The illustrator for this cover is Ana Hard.
My Eyes Are Up Here
by Laura ZimmermannPublished by: Dutton Books for Young Readers
on June 23, 2020
Genres: Young Adult, Contemporary
Bookshop, IndieBound
Goodreads
My Eyes Are Up Here is YA novel from debut author Laura Zimmerman about a teenage girl struggling to rediscover her balance—and her voice—in the year after a surprising growth spurt.
A "monomial" is a simple algebraic expression consisting of a single term. 30H, for example. 15-year-old Greer Walsh hasn't been fazed by basic algebra since fifth grade, but for the last year, 30H has felt like an unsolvable equation--one that's made her world a very small, very lonely place. 30H is her bra size--or it was the last time anyone checked. She stopped letting people get that close to her with a tape measure a while ago.

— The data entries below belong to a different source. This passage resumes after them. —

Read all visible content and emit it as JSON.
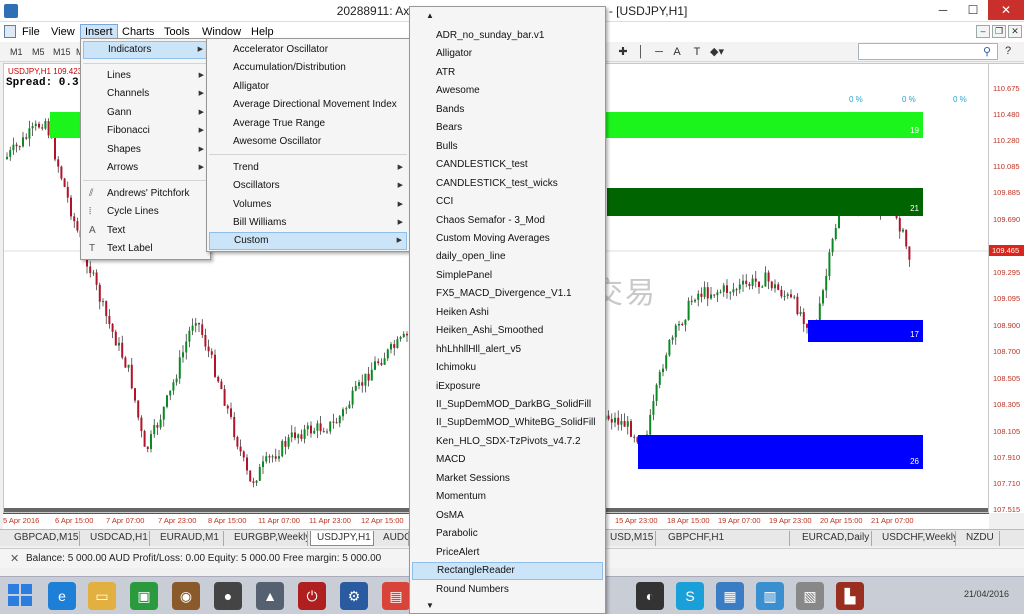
{
  "window": {
    "title": "20288911: AxiTrader-US02-Demo - Demo Account - [USDJPY,H1]",
    "min": "─",
    "max": "☐",
    "close": "✕"
  },
  "menubar": {
    "items": [
      "File",
      "View",
      "Insert",
      "Charts",
      "Tools",
      "Window",
      "Help"
    ],
    "mdi_min": "–",
    "mdi_restore": "❐",
    "mdi_close": "✕"
  },
  "toolbar": {
    "timeframes": [
      "M1",
      "M5",
      "M15",
      "M"
    ]
  },
  "insert_menu": {
    "items": [
      {
        "label": "Indicators",
        "icon": "",
        "submenu": true,
        "highlighted": true
      },
      {
        "label": "Lines",
        "icon": "",
        "submenu": true
      },
      {
        "label": "Channels",
        "icon": "",
        "submenu": true
      },
      {
        "label": "Gann",
        "icon": "",
        "submenu": true
      },
      {
        "label": "Fibonacci",
        "icon": "",
        "submenu": true
      },
      {
        "label": "Shapes",
        "icon": "",
        "submenu": true
      },
      {
        "label": "Arrows",
        "icon": "",
        "submenu": true
      },
      {
        "label": "Andrews' Pitchfork",
        "icon": "pitchfork-icon",
        "submenu": false
      },
      {
        "label": "Cycle Lines",
        "icon": "cycle-lines-icon",
        "submenu": false
      },
      {
        "label": "Text",
        "icon": "text-icon",
        "submenu": false
      },
      {
        "label": "Text Label",
        "icon": "text-label-icon",
        "submenu": false
      }
    ]
  },
  "indicators_menu": {
    "items": [
      {
        "label": "Accelerator Oscillator",
        "submenu": false
      },
      {
        "label": "Accumulation/Distribution",
        "submenu": false
      },
      {
        "label": "Alligator",
        "submenu": false
      },
      {
        "label": "Average Directional Movement Index",
        "submenu": false
      },
      {
        "label": "Average True Range",
        "submenu": false
      },
      {
        "label": "Awesome Oscillator",
        "submenu": false
      },
      {
        "label": "Trend",
        "submenu": true
      },
      {
        "label": "Oscillators",
        "submenu": true
      },
      {
        "label": "Volumes",
        "submenu": true
      },
      {
        "label": "Bill Williams",
        "submenu": true
      },
      {
        "label": "Custom",
        "submenu": true,
        "highlighted": true
      }
    ]
  },
  "custom_menu": {
    "items": [
      "ADR_no_sunday_bar.v1",
      "Alligator",
      "ATR",
      "Awesome",
      "Bands",
      "Bears",
      "Bulls",
      "CANDLESTICK_test",
      "CANDLESTICK_test_wicks",
      "CCI",
      "Chaos Semafor - 3_Mod",
      "Custom Moving Averages",
      "daily_open_line",
      "SimplePanel",
      "FX5_MACD_Divergence_V1.1",
      "Heiken Ashi",
      "Heiken_Ashi_Smoothed",
      "hhLhhllHll_alert_v5",
      "Ichimoku",
      "iExposure",
      "II_SupDemMOD_DarkBG_SolidFill",
      "II_SupDemMOD_WhiteBG_SolidFill",
      "Ken_HLO_SDX-TzPivots_v4.7.2",
      "MACD",
      "Market Sessions",
      "Momentum",
      "OsMA",
      "Parabolic",
      "PriceAlert",
      "RectangleReader",
      "Round Numbers"
    ],
    "highlighted": "RectangleReader",
    "scroll_up": "▲",
    "scroll_down": "▼"
  },
  "chart": {
    "symbol_label": "USDJPY,H1  109.423",
    "spread": "Spread: 0.3",
    "percent_labels": [
      "0 %",
      "0 %",
      "0 %"
    ],
    "watermark": "图道交易",
    "zones": [
      {
        "number": "19",
        "color": "#1cf51c"
      },
      {
        "number": "21",
        "color": "#006400"
      },
      {
        "number": "17",
        "color": "#0000ff"
      },
      {
        "number": "26",
        "color": "#0000ff"
      }
    ],
    "price_ticks": [
      "110.675",
      "110.480",
      "110.280",
      "110.085",
      "109.885",
      "109.690",
      "109.295",
      "109.095",
      "108.900",
      "108.700",
      "108.505",
      "108.305",
      "108.105",
      "107.910",
      "107.710",
      "107.515"
    ],
    "current_price": "109.465",
    "time_ticks": [
      "5 Apr 2016",
      "6 Apr 15:00",
      "7 Apr 07:00",
      "7 Apr 23:00",
      "8 Apr 15:00",
      "11 Apr 07:00",
      "11 Apr 23:00",
      "12 Apr 15:00",
      "15 Apr 23:00",
      "18 Apr 15:00",
      "19 Apr 07:00",
      "19 Apr 23:00",
      "20 Apr 15:00",
      "21 Apr 07:00"
    ]
  },
  "chart_tabs": {
    "items": [
      "GBPCAD,M15",
      "USDCAD,H1",
      "EURAUD,M1",
      "EURGBP,Weekly",
      "USDJPY,H1",
      "AUDC",
      "USD,M15",
      "GBPCHF,H1",
      "EURCAD,Daily",
      "USDCHF,Weekly",
      "NZDU"
    ],
    "active": "USDJPY,H1"
  },
  "status": {
    "close": "✕",
    "text": "Balance: 5 000.00 AUD  Profit/Loss: 0.00  Equity: 5 000.00  Free margin: 5 000.00"
  },
  "taskbar": {
    "time": "21/04/2016"
  }
}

Ever since everything changed the summer before ninth grade, Greer has felt out of control. She can't control her first impressions, the whispers that follow, or the stares that linger after. The best she can do is put on her faithful XXL sweatshirt and let her posture--and her expectations for other people--slump.
But people—strangers and friends—seem strangely determined to remind her that life is not supposed to be this way. Despite carefully avoiding physical contact and anything tighter than a puffy coat, Greer finds an unexpected community on the volleyball squad, the team that hugs between every point and wears a uniform "so tight it can squeeze out tears." And then there's Jackson Oates, newly arrived at her school and maybe actually more interested in her banter than her breasts.
Laura Zimmermann's debut is both laugh-out-loud funny and beautifully blunt, vulnerable and witty, heartbreaking and hopeful. And it will invite readers to look carefully at a girl who just wants to be seen for all she is.